A leur retour de mission, rien ne se déroule comme on aurait pu l’imaginer. Ils découragent les enfants d’Israël d’arriver à l’objectif qu’ils s’étaient fixé, conquérir la terre de Canaan. La conséquence est l’errance durant 40 ans dans le désert avant de finalement entrer en Canaan.
Il y a beaucoup de détails dans ce passage de la Torah qui peuvent nous étonner. Essayons d’analyser cette mission et l’envoi des émissaires pour mieux les comprendre.
I. Quelques questions sur le passage :
a) Hashem laisse le choix à Moshé :
»וידבר השם אל משה לאמר. שלך לך אנשים ויתרו את ארץ כנען אשר אני נתן לבני ישראל… (במדבר י »ג, א-ב) »
‘’Dieu a parlé à Moshé en disant. Envoie pour toi des hommes et qu’ils explorent la terre de Canaan que je donne aux enfants d’Israël… (Bamidbar 13, 1-2)’’
A priori ce verset parait être un ordre de Dieu. Hashem demande à Moshé d’envoyer des explorateurs. Pourtant, Rachi commente ce verset en citant la Guemara (dans le traité Sotha 34 :).

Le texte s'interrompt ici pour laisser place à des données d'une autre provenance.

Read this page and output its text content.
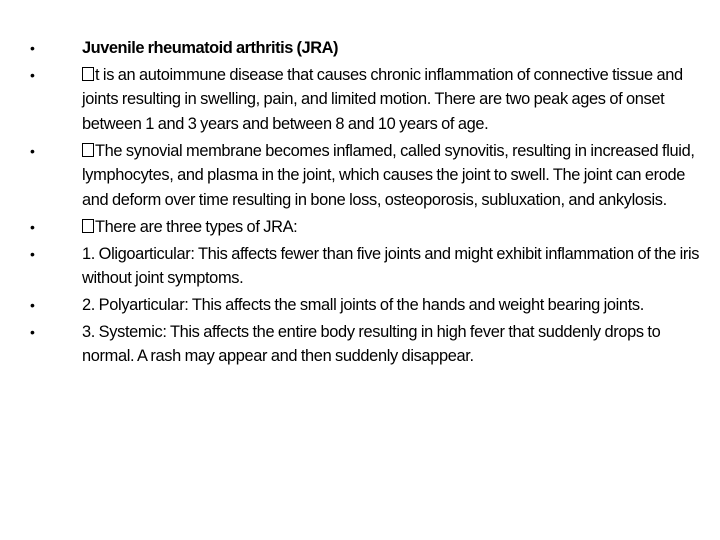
•	Juvenile rheumatoid arthritis (JRA)
•	t is an autoimmune disease that causes chronic inflammation of connective tissue and joints resulting in swelling, pain, and limited motion. There are two peak ages of onset between 1 and 3 years and between 8 and 10 years of age.
•	The synovial membrane becomes inflamed, called synovitis, resulting in increased fluid, lymphocytes, and plasma in the joint, which causes the joint to swell. The joint can erode and deform over time resulting in bone loss, osteoporosis, subluxation, and ankylosis.
•	There are three types of JRA:
•	1. Oligoarticular: This affects fewer than five joints and might exhibit inflammation of the iris without joint symptoms.
•	2. Polyarticular: This affects the small joints of the hands and weight bearing joints.
•	3. Systemic: This affects the entire body resulting in high fever that suddenly drops to normal. A rash may appear and then suddenly disappear.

Hashem n’a pas ordonné à Moshé d’envoyer ces espions mais le lui a suggéré :
»לדעתך אני איני מצוה לך אם תרצה שלח… »
‘’Selon ta conscience, je ne te l’ordonne pas mais si tu le désires, envoie les…’’
Cette suggestion est ambiguë. A quoi cela sert-il de laisser le doute ? Soit cette mission est positive et Dieu l’ordonne, soit elle est négative et il faut au contraire la proscrire ? Pourquoi laisser le choix à Moshé Rabbénou ?

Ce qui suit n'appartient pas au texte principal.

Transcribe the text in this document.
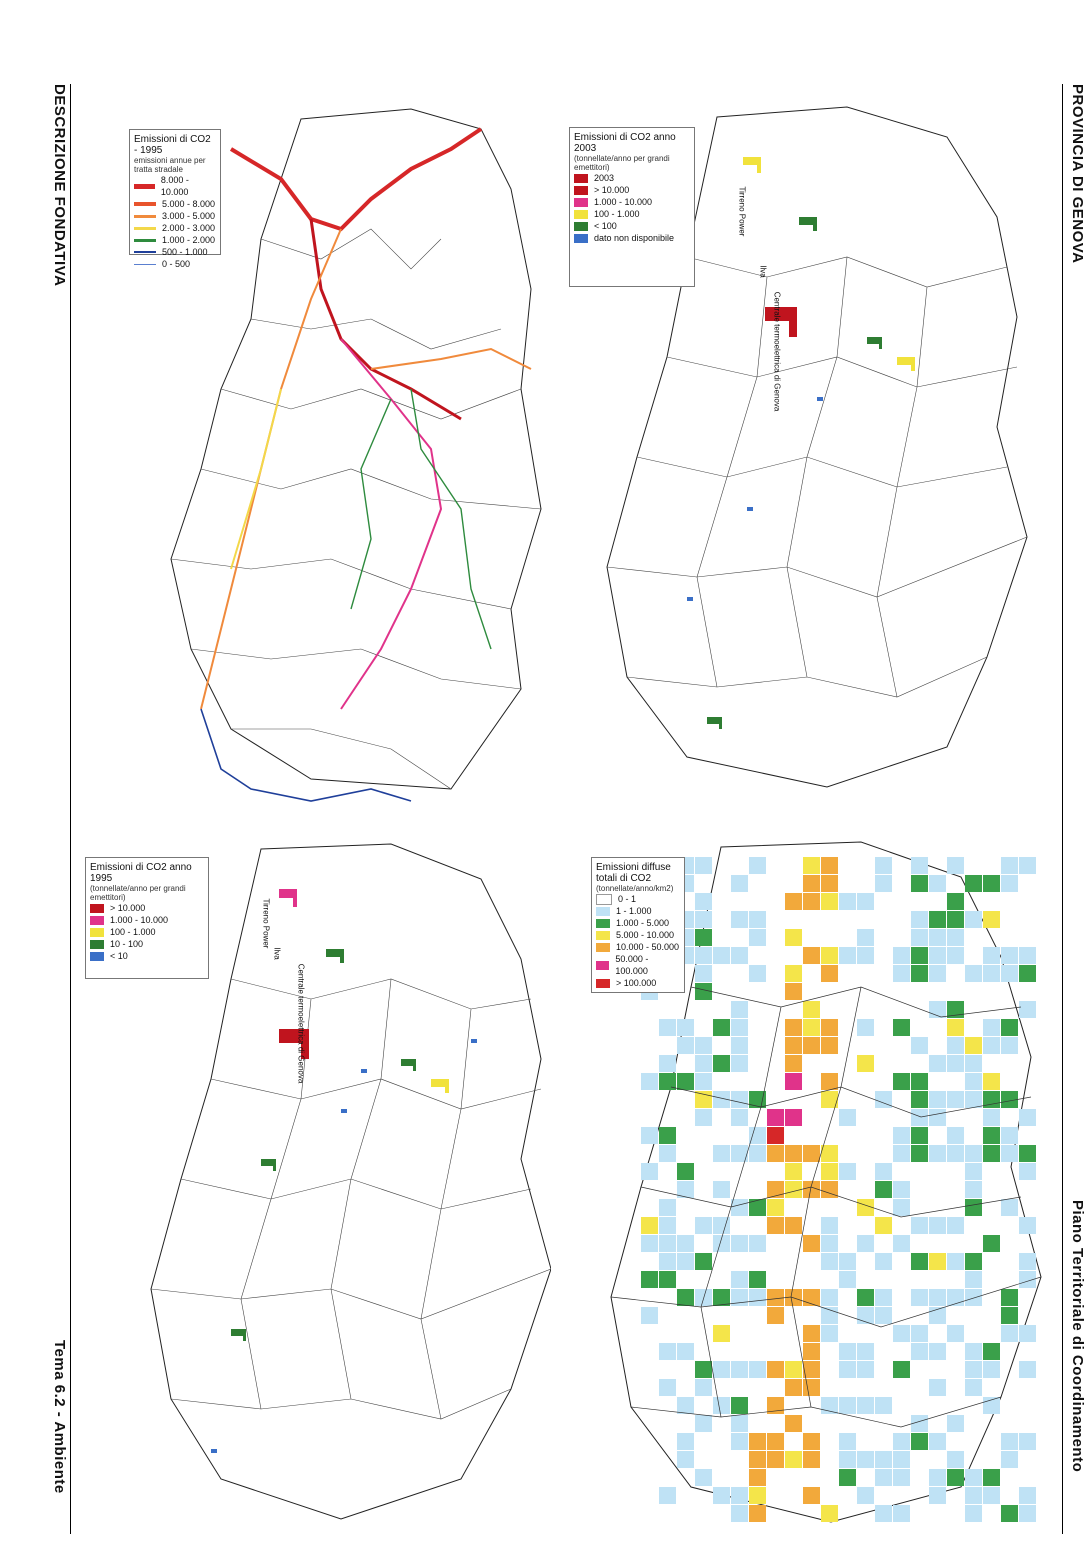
PROVINCIA DI GENOVA
Piano Territoriale di Coordinamento
DESCRIZIONE FONDATIVA
Tema 6.2 - Ambiente
Emissioni di CO2 - 1995
emissioni annue per tratta stradale
8.000 - 10.000
5.000 - 8.000
3.000 - 5.000
2.000 - 3.000
1.000 - 2.000
500 - 1.000
0 - 500
Emissioni di CO2 anno 2003
(tonnellate/anno per grandi emettitori)
2003
> 10.000
1.000 - 10.000
100 - 1.000
< 100
dato non disponibile
Tirreno Power
Ilva
Centrale termoelettrica di Genova
Emissioni di CO2 anno 1995
(tonnellate/anno per grandi emettitori)
> 10.000
1.000 - 10.000
100 - 1.000
10 - 100
< 10
Tirreno Power
Ilva
Centrale termoelettrica di Genova
Emissioni diffuse totali di CO2
(tonnellate/anno/km2)
0 - 1
1 - 1.000
1.000 - 5.000
5.000 - 10.000
10.000 - 50.000
50.000 - 100.000
> 100.000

b) Moshé accepte la suggestion tout en sachant que la mission ne se déroulera pas comme il le faut.
Moshé Rabbénou choisit un représentant de chacune des douze tribus et les envoie donc accomplir la mission. Les versets nous donnent le nom de chacun de ces explorateurs. Après avoir cité leur nom, la Torah s’attarde sur le représentant de la tribu d’Ephraïm :
»אלה שמות האנשים אשר שלח משה לתור את הארץ ויקרא משה להושע בן נון יהושוע (במדבר י »ג, ט »ז) »
‘’Voici les noms des hommes que Moshé a envoyés pour explorer la terre et Moshé a appelé Hoshéa le fils de Noun, Yehoshoua. (Bamidbar 13, 16)’’

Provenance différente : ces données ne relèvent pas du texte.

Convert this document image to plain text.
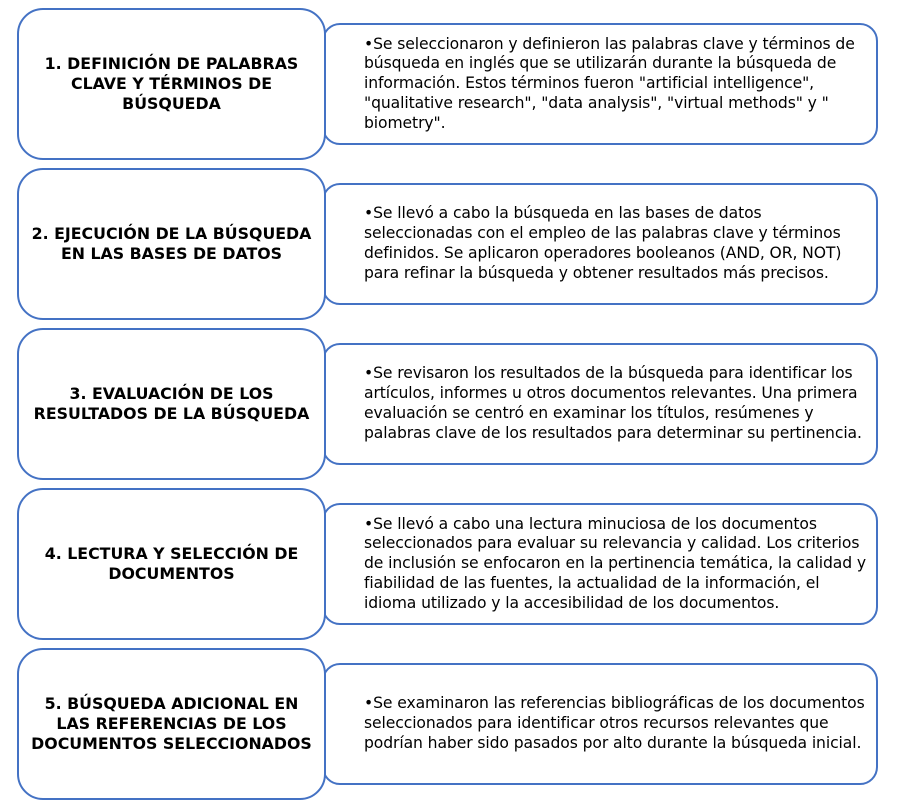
1. DEFINICIÓN DE PALABRAS CLAVE Y TÉRMINOS DE BÚSQUEDA

•Se seleccionaron y definieron las palabras clave y términos de búsqueda en inglés que se utilizarán durante la búsqueda de información. Estos términos fueron "artificial intelligence", "qualitative research", "data analysis", "virtual methods" y " biometry".

2. EJECUCIÓN DE LA BÚSQUEDA EN LAS BASES DE DATOS

•Se llevó a cabo la búsqueda en las bases de datos seleccionadas con el empleo de las palabras clave y términos definidos. Se aplicaron operadores booleanos (AND, OR, NOT) para refinar la búsqueda y obtener resultados más precisos.

3. EVALUACIÓN DE LOS RESULTADOS DE LA BÚSQUEDA

•Se revisaron los resultados de la búsqueda para identificar los artículos, informes u otros documentos relevantes. Una primera evaluación se centró en examinar los títulos, resúmenes y palabras clave de los resultados para determinar su pertinencia.

4. LECTURA Y SELECCIÓN DE DOCUMENTOS

•Se llevó a cabo una lectura minuciosa de los documentos seleccionados para evaluar su relevancia y calidad. Los criterios de inclusión se enfocaron en la pertinencia temática, la calidad y fiabilidad de las fuentes, la actualidad de la información, el idioma utilizado y la accesibilidad de los documentos.

5. BÚSQUEDA ADICIONAL EN LAS REFERENCIAS DE LOS DOCUMENTOS SELECCIONADOS

•Se examinaron las referencias bibliográficas de los documentos seleccionados para identificar otros recursos relevantes que podrían haber sido pasados por alto durante la búsqueda inicial.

Moshé Rabbénou a changé le nom de Hoshéa en Yehoshoua. Pourquoi ce changement de nom, Rachi explique que Moshé Rabbénou savait que le groupe n’allait pas revenir avec des bonnes intentions et qu’il médirait sur la terre d’Israël. C’est pourquoi il a prié pour que Yehoshoua ne se rallie pas à leurs idées et qu’il reste fidèle à la mission. Le changement de nom était une suite à sa prière.
Cela est très étonnant ! S’il a connaissance des conséquences de cette mission ? Pourquoi accepte-t-il de les envoyer ? Nous avons vu que Moshé Rabbénou avait le choix d’accepter la suggestion d’Hashem ou de la refuser, pourquoi l’a-t-il acceptée alors qu’il en connaissait les conséquences ?
c) Traitement de faveur pour Yehoshoua.
Il y avait douze émissaires dans cette mission. Or, comme nous venons de le voir, il n’y a qu’un seul membre du groupe qui a eu les faveurs de Moshé. Pourquoi Moshé n’a prié que pour Yehoshoua ? Qu’avait-il de particulier pour cela ?
d) L’ordre de mission.
Les émissaires avaient comme but de préparer la stratégie de conquête. Or, dans l’ordre qu’ils reçoivent de Moshé Rabbénou, il y a une partie qui n’a pas l’air d’être liée avec ce but :
»ומה הארץ השמנה היא אם רזה היש בה עץ אם אין והתחזקתם ולקחתם מפרי הארץ והימים ימי בכורי ענבים. (במדבר י »ג, כ’) »
‘’Et comment est la terre, est-elle grasse ou est-elle maigre, y a-t-il des arbres ou il n’y en a-t-il pas, vous vous renforcerez et vous prendrez des fruits de la terre. Et c’était la période des prémices des vignes. (Bamidbar 13, 20)’’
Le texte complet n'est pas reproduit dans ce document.